We have a lot of wheels to get out today, so I'm going to publish this without some charts and graphs that I'll add a little later. The words will convery the point adequately enough for the time being, but charts and graphs always make a nice impression on management - those guy are short attention span theater, what can I say?
Anyhow, spoke strength is generally expressed Newtons/mm2. To get the functional strength of a spoke, you multiply that number and the spoke's cross sectional area. A CX Ray has a strength of 1600 N/mm2, and an approximate cross sectional area of 1.98mm2, for a total strength of 3168. I say approximate because I give the cross sectional area as if a CX Ray was a rectangle, but it's actually an oval so my stated cross sectional area is a bit high. The total strength and weight per spoke of an array of common spokes is as follows:
CX Sprint: 3564/5.2g*
CX Ray: 3168/4.25g
*Sapim hasn't published the strength yet, so this is a very conservative but very educated guess
Given these numbers, you can see that if you build a wheel using exclusively CX Sprint or Race spokes, you'd need fewer of them to have the same overall spoke strength. The dynamics of a wheel, however, allow us to engineer a little more elegantly than that.
The most loaded spokes by far are the rear drive side. They are loaded to the highest tension (around 20% higher than a front spoke, which is next), and are subject to the most dynamic forces. Without adequate total spoke strength (spoke per strength times number of spokes), a rear's drive side spokes will slightly elongate over time, and won't have adequate strength to cope with the dynamic forces that they see. The front spokes are fairly highly tensioned, but a front wheel is symmetrical and doesn't see near the dynamic loads that a rear wheel sees. A front wheel built with 20 Lasers, depending on the rim and hubs used, will do pretty extraordinary duty without batting an eye. The rear non-drive spokes? They're kind of along for the ride. They get loaded to a maximum of 50% of the drive side tensions, they see less torque than the drive side spokes, and the rear hub's left flange placement means that they don't have very hard work to do to keep things in line.
Given that, you want a ton of total strength on the drive side rear, and you need somewhat less on a road front (disc fronts act similarly to rim brake rears), and you don't need very much on the non-drive of the rear (or non-disc side of a disc front). Against that, you are going to balance weight. The lowest weight at which you can get adequate total strength is the best.
You also have a couple more things to consider. One is points of control. When you build a wheel, the more spokes you have, the more opportunities you have to correct minute rim issues. If the rim has a hard spot, more spokes allow you to taper that correction by making small corrections to several spokes rather than larger corrections to fewer spokes. This makes a better build, and the points of control also work for you in counteracting stresses that the road puts into the wheel. Many hands make light work.

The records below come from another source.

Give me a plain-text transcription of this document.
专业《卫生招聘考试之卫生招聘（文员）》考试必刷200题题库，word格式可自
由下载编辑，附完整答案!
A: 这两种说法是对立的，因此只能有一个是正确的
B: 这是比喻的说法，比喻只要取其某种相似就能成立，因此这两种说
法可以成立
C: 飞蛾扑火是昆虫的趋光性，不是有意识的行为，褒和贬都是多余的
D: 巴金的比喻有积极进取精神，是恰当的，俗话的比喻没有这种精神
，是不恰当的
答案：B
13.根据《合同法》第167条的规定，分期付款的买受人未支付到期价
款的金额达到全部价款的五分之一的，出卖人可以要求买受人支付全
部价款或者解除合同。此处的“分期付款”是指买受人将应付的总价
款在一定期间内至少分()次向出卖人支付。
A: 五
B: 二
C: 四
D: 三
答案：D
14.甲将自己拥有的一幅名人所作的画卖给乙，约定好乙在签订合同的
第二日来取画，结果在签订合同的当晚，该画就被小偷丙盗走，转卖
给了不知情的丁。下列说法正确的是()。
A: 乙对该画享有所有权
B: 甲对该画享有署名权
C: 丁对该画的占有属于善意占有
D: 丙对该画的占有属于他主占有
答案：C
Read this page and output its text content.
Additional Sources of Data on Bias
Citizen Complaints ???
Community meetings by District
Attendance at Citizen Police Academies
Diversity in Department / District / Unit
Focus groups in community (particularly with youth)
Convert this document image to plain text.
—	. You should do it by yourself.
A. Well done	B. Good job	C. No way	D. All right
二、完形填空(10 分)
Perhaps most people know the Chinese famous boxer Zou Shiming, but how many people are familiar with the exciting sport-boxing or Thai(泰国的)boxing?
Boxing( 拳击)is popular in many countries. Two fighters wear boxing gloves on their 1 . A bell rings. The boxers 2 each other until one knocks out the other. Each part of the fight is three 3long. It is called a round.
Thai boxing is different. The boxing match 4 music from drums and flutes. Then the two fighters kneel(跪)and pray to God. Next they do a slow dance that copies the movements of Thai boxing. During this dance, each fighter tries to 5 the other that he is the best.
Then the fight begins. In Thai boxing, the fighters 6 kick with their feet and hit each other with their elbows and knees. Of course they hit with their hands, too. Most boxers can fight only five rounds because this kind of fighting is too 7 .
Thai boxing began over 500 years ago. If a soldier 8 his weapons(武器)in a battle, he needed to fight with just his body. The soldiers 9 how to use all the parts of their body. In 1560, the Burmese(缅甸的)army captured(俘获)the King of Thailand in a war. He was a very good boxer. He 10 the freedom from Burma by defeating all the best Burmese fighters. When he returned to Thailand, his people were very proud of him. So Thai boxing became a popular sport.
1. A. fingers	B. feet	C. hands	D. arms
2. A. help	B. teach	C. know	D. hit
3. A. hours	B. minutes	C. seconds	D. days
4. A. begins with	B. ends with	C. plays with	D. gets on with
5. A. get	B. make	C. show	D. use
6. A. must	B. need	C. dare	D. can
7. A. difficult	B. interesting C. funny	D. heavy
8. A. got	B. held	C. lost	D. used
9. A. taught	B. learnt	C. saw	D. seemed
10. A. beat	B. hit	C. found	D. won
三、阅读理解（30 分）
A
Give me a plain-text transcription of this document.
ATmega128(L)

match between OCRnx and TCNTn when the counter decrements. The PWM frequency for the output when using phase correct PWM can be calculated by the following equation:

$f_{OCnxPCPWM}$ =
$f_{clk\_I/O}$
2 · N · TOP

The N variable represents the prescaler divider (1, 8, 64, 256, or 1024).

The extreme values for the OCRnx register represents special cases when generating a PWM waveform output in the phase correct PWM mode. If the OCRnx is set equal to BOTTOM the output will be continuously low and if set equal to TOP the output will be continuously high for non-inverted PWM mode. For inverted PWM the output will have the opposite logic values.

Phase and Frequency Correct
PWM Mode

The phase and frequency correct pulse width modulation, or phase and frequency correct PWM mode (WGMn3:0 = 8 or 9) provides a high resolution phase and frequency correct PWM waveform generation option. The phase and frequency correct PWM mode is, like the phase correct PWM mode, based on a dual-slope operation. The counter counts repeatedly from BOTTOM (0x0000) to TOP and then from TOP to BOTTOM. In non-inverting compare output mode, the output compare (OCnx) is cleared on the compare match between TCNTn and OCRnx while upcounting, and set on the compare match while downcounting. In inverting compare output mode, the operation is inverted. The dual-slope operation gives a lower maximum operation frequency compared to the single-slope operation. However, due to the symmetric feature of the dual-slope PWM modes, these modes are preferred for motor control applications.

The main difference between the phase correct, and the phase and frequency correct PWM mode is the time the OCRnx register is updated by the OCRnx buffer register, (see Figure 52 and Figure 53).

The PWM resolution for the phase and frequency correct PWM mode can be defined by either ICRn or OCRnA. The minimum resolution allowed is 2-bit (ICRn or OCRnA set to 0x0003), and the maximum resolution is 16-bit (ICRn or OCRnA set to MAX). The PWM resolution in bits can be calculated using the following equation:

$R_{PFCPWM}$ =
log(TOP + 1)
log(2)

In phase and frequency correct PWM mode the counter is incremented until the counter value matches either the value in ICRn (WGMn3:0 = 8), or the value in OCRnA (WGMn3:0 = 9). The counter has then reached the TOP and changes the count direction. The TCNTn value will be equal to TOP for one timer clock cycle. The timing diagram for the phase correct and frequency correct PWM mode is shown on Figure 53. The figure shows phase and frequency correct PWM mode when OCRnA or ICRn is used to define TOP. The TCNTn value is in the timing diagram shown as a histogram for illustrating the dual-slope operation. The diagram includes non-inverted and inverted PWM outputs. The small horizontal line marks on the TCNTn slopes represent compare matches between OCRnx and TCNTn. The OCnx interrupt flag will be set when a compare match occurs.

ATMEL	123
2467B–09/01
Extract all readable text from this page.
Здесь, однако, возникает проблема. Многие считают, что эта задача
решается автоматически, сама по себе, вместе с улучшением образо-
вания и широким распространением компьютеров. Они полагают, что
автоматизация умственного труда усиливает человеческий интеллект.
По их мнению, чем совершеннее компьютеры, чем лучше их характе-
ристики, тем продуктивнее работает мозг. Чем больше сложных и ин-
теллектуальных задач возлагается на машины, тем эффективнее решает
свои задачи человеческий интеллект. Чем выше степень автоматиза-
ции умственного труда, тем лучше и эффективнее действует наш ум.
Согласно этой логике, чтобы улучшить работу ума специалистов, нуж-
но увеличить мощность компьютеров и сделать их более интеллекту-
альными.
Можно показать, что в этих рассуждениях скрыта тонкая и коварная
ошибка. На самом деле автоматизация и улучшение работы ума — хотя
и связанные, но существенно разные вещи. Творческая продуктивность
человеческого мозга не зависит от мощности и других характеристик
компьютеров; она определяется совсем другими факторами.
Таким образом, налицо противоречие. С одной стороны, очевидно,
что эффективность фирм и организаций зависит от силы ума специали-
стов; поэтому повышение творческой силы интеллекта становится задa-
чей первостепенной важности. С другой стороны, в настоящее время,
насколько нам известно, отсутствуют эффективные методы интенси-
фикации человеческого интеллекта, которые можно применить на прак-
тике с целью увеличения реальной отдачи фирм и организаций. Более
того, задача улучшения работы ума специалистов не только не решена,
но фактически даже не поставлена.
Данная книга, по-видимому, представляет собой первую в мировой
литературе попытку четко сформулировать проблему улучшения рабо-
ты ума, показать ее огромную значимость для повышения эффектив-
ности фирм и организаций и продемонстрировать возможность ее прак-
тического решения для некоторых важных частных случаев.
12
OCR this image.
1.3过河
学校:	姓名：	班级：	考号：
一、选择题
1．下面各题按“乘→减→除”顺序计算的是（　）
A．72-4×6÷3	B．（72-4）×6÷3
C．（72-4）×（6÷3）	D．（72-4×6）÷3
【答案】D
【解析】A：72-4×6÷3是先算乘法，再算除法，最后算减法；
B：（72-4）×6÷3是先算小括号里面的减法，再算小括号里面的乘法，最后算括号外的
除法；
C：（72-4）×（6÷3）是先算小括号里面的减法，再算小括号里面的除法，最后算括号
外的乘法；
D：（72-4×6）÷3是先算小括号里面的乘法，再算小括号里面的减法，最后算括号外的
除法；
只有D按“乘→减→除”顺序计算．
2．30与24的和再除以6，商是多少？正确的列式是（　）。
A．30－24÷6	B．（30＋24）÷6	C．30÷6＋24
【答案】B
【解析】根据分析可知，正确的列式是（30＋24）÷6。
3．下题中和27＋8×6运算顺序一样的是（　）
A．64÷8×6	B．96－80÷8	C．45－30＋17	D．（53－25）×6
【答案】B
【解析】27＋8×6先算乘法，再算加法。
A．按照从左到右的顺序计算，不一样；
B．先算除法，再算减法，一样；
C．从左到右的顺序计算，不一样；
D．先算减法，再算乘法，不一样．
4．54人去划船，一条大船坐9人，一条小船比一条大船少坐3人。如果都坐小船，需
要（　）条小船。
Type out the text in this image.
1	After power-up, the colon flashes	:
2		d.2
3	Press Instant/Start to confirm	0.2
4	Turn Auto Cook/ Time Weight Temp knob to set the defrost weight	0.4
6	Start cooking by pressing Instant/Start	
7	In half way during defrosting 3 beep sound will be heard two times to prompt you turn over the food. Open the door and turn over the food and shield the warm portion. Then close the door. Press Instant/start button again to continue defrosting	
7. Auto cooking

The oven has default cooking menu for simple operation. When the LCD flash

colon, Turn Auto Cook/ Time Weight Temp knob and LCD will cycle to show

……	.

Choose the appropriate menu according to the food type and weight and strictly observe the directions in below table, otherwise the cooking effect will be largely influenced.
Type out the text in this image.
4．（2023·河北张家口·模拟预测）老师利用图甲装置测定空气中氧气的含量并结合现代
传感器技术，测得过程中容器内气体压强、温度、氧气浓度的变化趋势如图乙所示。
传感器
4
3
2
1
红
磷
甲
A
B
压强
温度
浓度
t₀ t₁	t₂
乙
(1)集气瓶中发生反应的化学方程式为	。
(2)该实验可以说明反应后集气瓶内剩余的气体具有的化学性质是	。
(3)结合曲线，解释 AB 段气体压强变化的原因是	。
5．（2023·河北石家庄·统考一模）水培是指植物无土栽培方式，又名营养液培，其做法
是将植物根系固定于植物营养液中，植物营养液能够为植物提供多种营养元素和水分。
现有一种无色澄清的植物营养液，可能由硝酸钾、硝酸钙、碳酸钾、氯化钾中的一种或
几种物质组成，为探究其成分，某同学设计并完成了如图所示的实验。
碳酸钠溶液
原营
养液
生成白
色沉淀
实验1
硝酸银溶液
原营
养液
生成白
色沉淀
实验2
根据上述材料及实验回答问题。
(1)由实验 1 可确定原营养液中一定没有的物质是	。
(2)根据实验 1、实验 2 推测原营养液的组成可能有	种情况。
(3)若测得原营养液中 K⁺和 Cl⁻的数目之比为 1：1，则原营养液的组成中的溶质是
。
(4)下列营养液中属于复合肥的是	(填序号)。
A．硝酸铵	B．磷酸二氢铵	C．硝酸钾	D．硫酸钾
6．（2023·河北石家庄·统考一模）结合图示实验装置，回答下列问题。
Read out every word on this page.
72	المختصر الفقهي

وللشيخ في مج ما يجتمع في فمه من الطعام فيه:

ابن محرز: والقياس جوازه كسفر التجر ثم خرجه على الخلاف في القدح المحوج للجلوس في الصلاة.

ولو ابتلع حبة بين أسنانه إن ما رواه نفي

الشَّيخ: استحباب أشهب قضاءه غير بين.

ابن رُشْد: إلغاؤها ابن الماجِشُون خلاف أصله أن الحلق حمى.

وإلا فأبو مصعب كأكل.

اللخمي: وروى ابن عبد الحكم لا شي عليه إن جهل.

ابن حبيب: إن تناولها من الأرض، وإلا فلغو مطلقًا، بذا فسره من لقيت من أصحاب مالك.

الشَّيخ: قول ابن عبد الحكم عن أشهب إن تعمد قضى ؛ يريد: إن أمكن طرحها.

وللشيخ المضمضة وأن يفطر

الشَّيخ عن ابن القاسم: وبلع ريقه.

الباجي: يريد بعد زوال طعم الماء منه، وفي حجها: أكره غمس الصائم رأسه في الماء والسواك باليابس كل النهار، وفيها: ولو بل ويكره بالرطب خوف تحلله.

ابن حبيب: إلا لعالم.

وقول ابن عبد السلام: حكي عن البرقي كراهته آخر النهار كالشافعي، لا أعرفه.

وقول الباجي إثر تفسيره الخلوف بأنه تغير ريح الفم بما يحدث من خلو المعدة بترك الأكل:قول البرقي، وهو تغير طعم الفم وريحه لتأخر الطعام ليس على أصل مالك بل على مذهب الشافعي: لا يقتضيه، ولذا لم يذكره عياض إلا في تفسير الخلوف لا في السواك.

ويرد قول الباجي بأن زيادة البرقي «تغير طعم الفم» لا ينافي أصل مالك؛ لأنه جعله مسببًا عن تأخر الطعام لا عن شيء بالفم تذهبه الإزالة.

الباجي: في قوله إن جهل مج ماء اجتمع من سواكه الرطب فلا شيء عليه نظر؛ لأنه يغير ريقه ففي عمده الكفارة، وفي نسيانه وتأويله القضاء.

Another thing is simply redundancy. My dad was an aeronautical engineer for his entire career, and did some pretty neat stuff. A trip to Udvar-Hazy with him makes for a very interesting day (and a lot of "I don't know if that's actually been declassified yet"s). Anyway, one of his cliches is that you strive for infallibility but you always use redundancy. If a spoke breaks on a 20 hole wheel, or a 24h rear, your ride is almost certainly toast - this is not a blanket statement but it's generally accurate. The more spokes you have, the less true that becomes. With 32 spokes, if one breaks you rip out the debris and ride on, maybe you have to open your brakes a little. On a race wheel optimized for lightest weight and absolute best aerodynamics, sure fine. On a wheel that you rely on all the time for all of your riding, or on which you are going to go out into remote places beyond "honey can you come pick me up?" Not so much.
Okay, so that was long, and miles to go before I sleep and all of that, but with that done you have a very good picture of a lot of what we're thinking about in terms of spokes when we recommend a particular setup.
Have a great Memorial Day weekend, and please keep in mind the staggering volume of day drinking that America does this weekend - please be careful on the roads.